I’ve been reading about
Topic Maps,
an
ISO
standard that has been augmented with an
XML
representation.
Topic maps are very similar to the RDF, in that they
are all about graphs of topics (representing real-world
subjects) connected with associations. The difference is that
the Topic-maps paradigm seems easier to understand. Maybe its
because they draw a distinction between the topics and the
subjects they stand in for, whereas RDF tends to
conflate the two. Or maybe its the way a few important
relationships (like occurence and instanceOf) are treated
specially in topic maps, which makes maps a little less
bewilderingly generic.
Topic maps have a system of using
URIs
to stand in for particular abstract subjects.
Separate topic maps using the same URI
http://www.topicmaps.org/xtm/language.xtm#en
as the subject indicator for the English language
know they are referring to the same thing.
When they are merged, the corresponding topics will be combined
automatically.

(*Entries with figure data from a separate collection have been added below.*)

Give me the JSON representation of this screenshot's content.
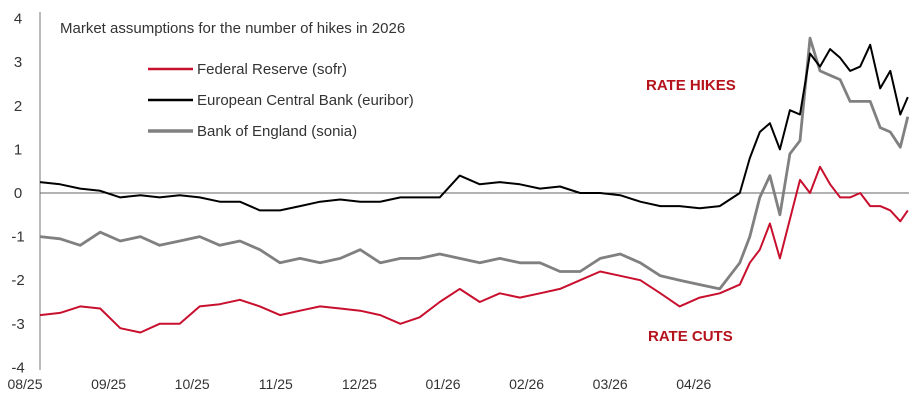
{
  "chart_data": {
    "type": "line",
    "title": "Market assumptions for the number of hikes in 2026",
    "xlabel": "",
    "ylabel": "",
    "ylim": [
      -4,
      4
    ],
    "yticks": [
      "4",
      "3",
      "2",
      "1",
      "0",
      "-1",
      "-2",
      "-3",
      "-4"
    ],
    "xticks": [
      "08/25",
      "09/25",
      "10/25",
      "11/25",
      "12/25",
      "01/26",
      "02/26",
      "03/26",
      "04/26"
    ],
    "x_note": "x in months since 08/25",
    "annotations": {
      "hikes": "RATE HIKES",
      "cuts": "RATE CUTS"
    },
    "legend_position": "top-left",
    "x": [
      0.18,
      0.42,
      0.66,
      0.9,
      1.14,
      1.38,
      1.61,
      1.85,
      2.09,
      2.33,
      2.57,
      2.81,
      3.05,
      3.29,
      3.53,
      3.77,
      4.01,
      4.25,
      4.49,
      4.72,
      4.96,
      5.2,
      5.44,
      5.68,
      5.92,
      6.16,
      6.4,
      6.64,
      6.88,
      7.12,
      7.36,
      7.6,
      7.83,
      8.07,
      8.31,
      8.55,
      8.67,
      8.79,
      8.91,
      9.03,
      9.15,
      9.27,
      9.39,
      9.51,
      9.63,
      9.75,
      9.87,
      9.99,
      10.11,
      10.23,
      10.35,
      10.47,
      10.56
    ],
    "series": [
      {
        "name": "Federal Reserve (sofr)",
        "color": "#c8102e",
        "values": [
          -2.8,
          -2.75,
          -2.6,
          -2.65,
          -3.1,
          -3.2,
          -3.0,
          -3.0,
          -2.6,
          -2.55,
          -2.45,
          -2.6,
          -2.8,
          -2.7,
          -2.6,
          -2.65,
          -2.7,
          -2.8,
          -3.0,
          -2.85,
          -2.5,
          -2.2,
          -2.5,
          -2.3,
          -2.4,
          -2.3,
          -2.2,
          -2.0,
          -1.8,
          -1.9,
          -2.0,
          -2.3,
          -2.6,
          -2.4,
          -2.3,
          -2.1,
          -1.6,
          -1.3,
          -0.7,
          -1.5,
          -0.6,
          0.3,
          0.0,
          0.6,
          0.2,
          -0.1,
          -0.1,
          0.0,
          -0.3,
          -0.3,
          -0.4,
          -0.65,
          -0.4
        ]
      },
      {
        "name": "European Central Bank (euribor)",
        "color": "#000000",
        "values": [
          0.25,
          0.2,
          0.1,
          0.05,
          -0.1,
          -0.05,
          -0.1,
          -0.05,
          -0.1,
          -0.2,
          -0.2,
          -0.4,
          -0.4,
          -0.3,
          -0.2,
          -0.15,
          -0.2,
          -0.2,
          -0.1,
          -0.1,
          -0.1,
          0.4,
          0.2,
          0.25,
          0.2,
          0.1,
          0.15,
          0.0,
          0.0,
          -0.05,
          -0.2,
          -0.3,
          -0.3,
          -0.35,
          -0.3,
          0.0,
          0.8,
          1.4,
          1.6,
          1.0,
          1.9,
          1.8,
          3.2,
          2.9,
          3.3,
          3.1,
          2.8,
          2.9,
          3.4,
          2.4,
          2.8,
          1.8,
          2.2
        ]
      },
      {
        "name": "Bank of England (sonia)",
        "color": "#808080",
        "values": [
          -1.0,
          -1.05,
          -1.2,
          -0.9,
          -1.1,
          -1.0,
          -1.2,
          -1.1,
          -1.0,
          -1.2,
          -1.1,
          -1.3,
          -1.6,
          -1.5,
          -1.6,
          -1.5,
          -1.3,
          -1.6,
          -1.5,
          -1.5,
          -1.4,
          -1.5,
          -1.6,
          -1.5,
          -1.6,
          -1.6,
          -1.8,
          -1.8,
          -1.5,
          -1.4,
          -1.6,
          -1.9,
          -2.0,
          -2.1,
          -2.2,
          -1.6,
          -1.0,
          -0.1,
          0.4,
          -0.5,
          0.9,
          1.2,
          3.55,
          2.8,
          2.7,
          2.6,
          2.1,
          2.1,
          2.1,
          1.5,
          1.4,
          1.05,
          1.75
        ]
      }
    ]
  }
}
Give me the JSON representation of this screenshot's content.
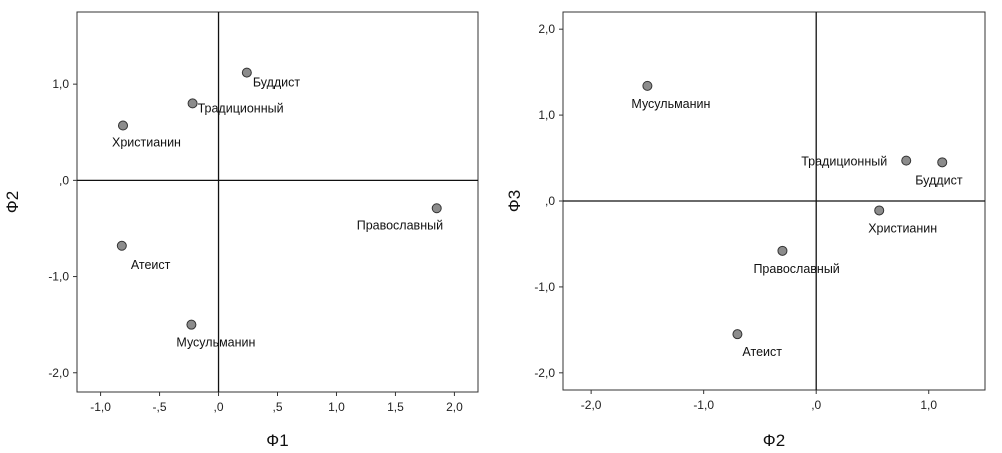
{
  "chart_data": [
    {
      "type": "scatter",
      "xlabel": "Ф1",
      "ylabel": "Ф2",
      "xlim": [
        -1.2,
        2.2
      ],
      "ylim": [
        -2.2,
        1.75
      ],
      "xticks": [
        -1.0,
        -0.5,
        0.0,
        0.5,
        1.0,
        1.5,
        2.0
      ],
      "xtick_labels": [
        "-1,0",
        "-,5",
        ",0",
        ",5",
        "1,0",
        "1,5",
        "2,0"
      ],
      "yticks": [
        1.0,
        0.0,
        -1.0,
        -2.0
      ],
      "ytick_labels": [
        "1,0",
        ",0",
        "-1,0",
        "-2,0"
      ],
      "points": [
        {
          "label": "Буддист",
          "x": 0.24,
          "y": 1.12
        },
        {
          "label": "Традиционный",
          "x": -0.22,
          "y": 0.8
        },
        {
          "label": "Христианин",
          "x": -0.81,
          "y": 0.57
        },
        {
          "label": "Православный",
          "x": 1.85,
          "y": -0.29
        },
        {
          "label": "Атеист",
          "x": -0.82,
          "y": -0.68
        },
        {
          "label": "Мусульманин",
          "x": -0.23,
          "y": -1.5
        }
      ]
    },
    {
      "type": "scatter",
      "xlabel": "Ф2",
      "ylabel": "Ф3",
      "xlim": [
        -2.25,
        1.5
      ],
      "ylim": [
        -2.2,
        2.2
      ],
      "xticks": [
        -2.0,
        -1.0,
        0.0,
        1.0
      ],
      "xtick_labels": [
        "-2,0",
        "-1,0",
        ",0",
        "1,0"
      ],
      "yticks": [
        2.0,
        1.0,
        0.0,
        -1.0,
        -2.0
      ],
      "ytick_labels": [
        "2,0",
        "1,0",
        ",0",
        "-1,0",
        "-2,0"
      ],
      "points": [
        {
          "label": "Мусульманин",
          "x": -1.5,
          "y": 1.34
        },
        {
          "label": "Традиционный",
          "x": 0.8,
          "y": 0.47
        },
        {
          "label": "Буддист",
          "x": 1.12,
          "y": 0.45
        },
        {
          "label": "Христианин",
          "x": 0.56,
          "y": -0.11
        },
        {
          "label": "Православный",
          "x": -0.3,
          "y": -0.58
        },
        {
          "label": "Атеист",
          "x": -0.7,
          "y": -1.55
        }
      ]
    }
  ]
}
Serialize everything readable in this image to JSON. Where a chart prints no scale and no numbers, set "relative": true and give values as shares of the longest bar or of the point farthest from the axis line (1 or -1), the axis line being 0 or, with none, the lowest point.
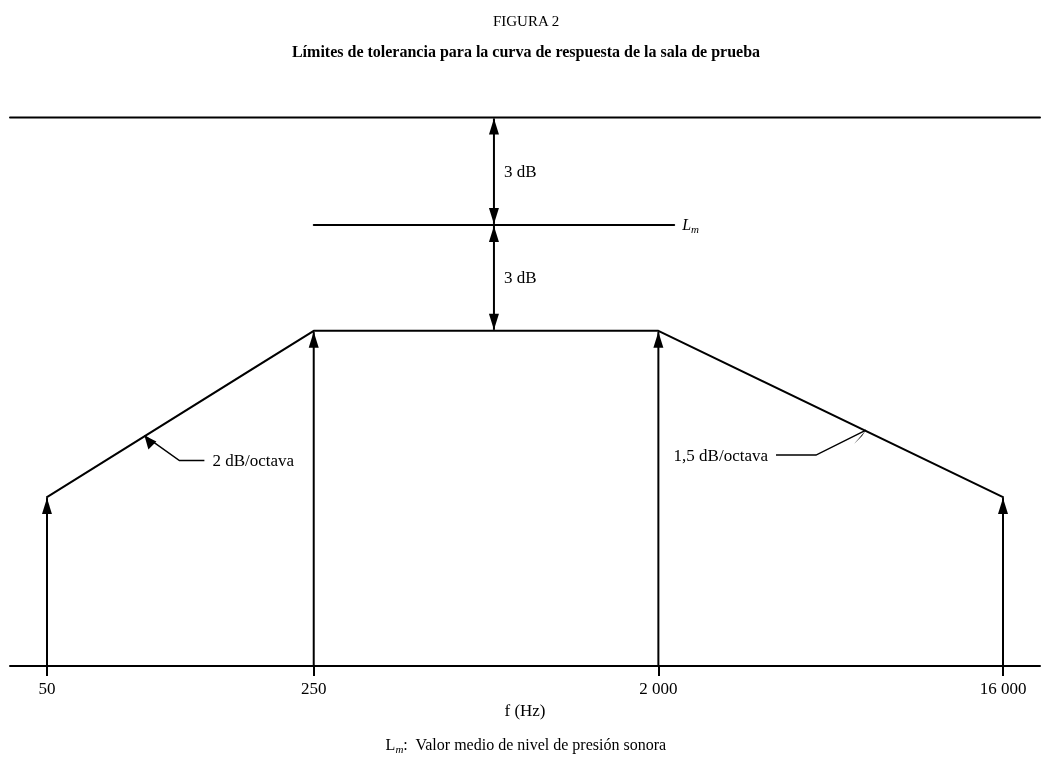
{
  "chart_data": {
    "type": "line",
    "title": "FIGURA 2",
    "subtitle": "Límites de tolerancia para la curva de respuesta de la sala de prueba",
    "xlabel": "f (Hz)",
    "relative": true,
    "log": "x",
    "xlim": [
      40,
      20000
    ],
    "xticks": [
      50,
      250,
      {
        "value": 2000,
        "label": "2 000"
      },
      {
        "value": 16000,
        "label": "16 000"
      }
    ],
    "grid": false,
    "legend": false,
    "marker": "none",
    "line_style": "solid",
    "series": [
      {
        "color": "#000000",
        "x": [
          40,
          20000
        ],
        "values": [
          1,
          1
        ]
      },
      {
        "name": "L$_{m}$",
        "color": "#000000",
        "x": [
          250,
          2200
        ],
        "values": [
          0.804,
          0.804
        ]
      },
      {
        "color": "#000000",
        "x": [
          50,
          250,
          2000,
          16000
        ],
        "values": [
          0.308,
          0.611,
          0.611,
          0.308
        ]
      }
    ],
    "annotations": [
      "3 dB",
      "3 dB",
      {
        "text": "2 dB/octava",
        "x": 90,
        "y": 0.42
      },
      {
        "text": "1,5 dB/octava",
        "x": 7000,
        "y": 0.43
      },
      "L$_{m}$:  Valor medio de nivel de presión sonora"
    ]
  }
}
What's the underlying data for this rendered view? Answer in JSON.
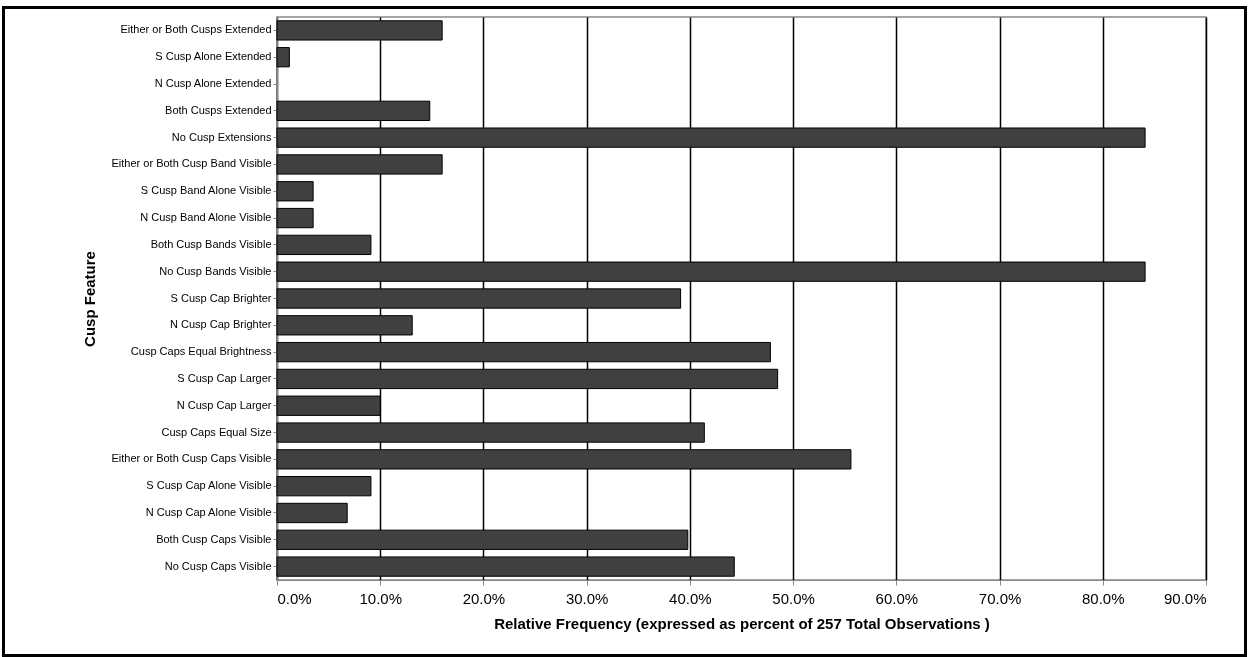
{
  "chart_data": {
    "type": "bar",
    "orientation": "horizontal",
    "xlabel": "Relative Frequency (expressed as percent of 257 Total Observations )",
    "ylabel": "Cusp Feature",
    "categories": [
      "Either or Both Cusps Extended",
      "S Cusp Alone Extended",
      "N Cusp Alone Extended",
      "Both Cusps Extended",
      "No Cusp Extensions",
      "Either or Both Cusp Band Visible",
      "S Cusp Band Alone Visible",
      "N Cusp Band Alone Visible",
      "Both Cusp Bands Visible",
      "No Cusp Bands Visible",
      "S Cusp Cap Brighter",
      "N Cusp Cap Brighter",
      "Cusp Caps Equal Brightness",
      "S Cusp Cap Larger",
      "N Cusp Cap Larger",
      "Cusp Caps Equal Size",
      "Either or Both Cusp Caps Visible",
      "S Cusp Cap Alone Visible",
      "N Cusp Cap Alone Visible",
      "Both Cusp Caps Visible",
      "No Cusp Caps Visible"
    ],
    "values": [
      16.0,
      1.2,
      0,
      14.8,
      84.1,
      16.0,
      3.5,
      3.5,
      9.1,
      84.1,
      39.1,
      13.1,
      47.8,
      48.5,
      10.0,
      41.4,
      55.6,
      9.1,
      6.8,
      39.8,
      44.3
    ],
    "color": "#404040",
    "xlim": [
      0,
      90
    ],
    "xticks": [
      {
        "value": 0,
        "label": "0.0%"
      },
      {
        "value": 10,
        "label": "10.0%"
      },
      {
        "value": 20,
        "label": "20.0%"
      },
      {
        "value": 30,
        "label": "30.0%"
      },
      {
        "value": 40,
        "label": "40.0%"
      },
      {
        "value": 50,
        "label": "50.0%"
      },
      {
        "value": 60,
        "label": "60.0%"
      },
      {
        "value": 70,
        "label": "70.0%"
      },
      {
        "value": 80,
        "label": "80.0%"
      },
      {
        "value": 90,
        "label": "90.0%"
      }
    ],
    "grid": "x"
  }
}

One of the activities of various topic-map
committees is creating published subject indicators for
various generically useful types of topic, in order to promote
interoperability between topic maps.
Other (meta)data systems use URIs to represent subjects:
RDF does (using a
weird convention where XML element-names turn in to URIs),
RSS 0.9x/2.0 does
(inasmuch as category
names may be interpreted
relative to a domain
specified by a URL). It would
be kind of cool if we could all agree to use the same
subject identifiers, so our various efforts interoperate as much
as possible.
I had an idle thought about using topic-maps’
processing model (or even topic maps themselves) to represent
the information encoded in RSS and RSS data resources. The attraction is that
topic maps have a concept of merging built in, so writing an
aggregator would in principle be straightforward.
Obviously stories are topics, and categories are topics. What
about dates? These become what in topic-maps are called
occurences (the concept of occurrence is stretched a little).
I assume any topic-map query-engine is willing to do
grouping and sorting on topics according to occurrence values?
This got me thinking about dates in metadata. Most metadata
examples I’ve seen use what might be called free-form
dates. This is perhaps OK within one, isolated database, but
when I am merging two topic-maps, how does my
computer know how to compare dates in random formats like
13 Oct 02
and 2002-09-22
? I would
rather not rely on the cute guessing games that programs like
Microsoft® Excel resort to (e.g., if I enter 12-09-2002
and 13-09-2002 in separate cells, they end up holding
9 December and 13 September).
My suggestion is that the occurrence-types that subclass special
topics that are conventionally used for dates in particular
formats. These special topics in turn would require published
subject indicators. I have created a page that contains PSIs for Date-Time occurrence
types to illustrate the idea. Note! this is just for
discussion. Also, it really needs an attached
machine-processable metadata resource (in XTM, say).
Another slightly weird approach would be to reify the dates.
That is, create topics representing the dates themselves. The
relationship between story and the date it is published on then
is represented as an association between the story topic and the
date topic. Date topics would use PSIs with a format like
http://psi.example.com/2002/date/#2002-09-22
or
http://psi.example.com/2002/date/?d=2002-09-22
(the
latter has the advantage of being able to run a check on the
format of its param). Probably less efficient than using occurences.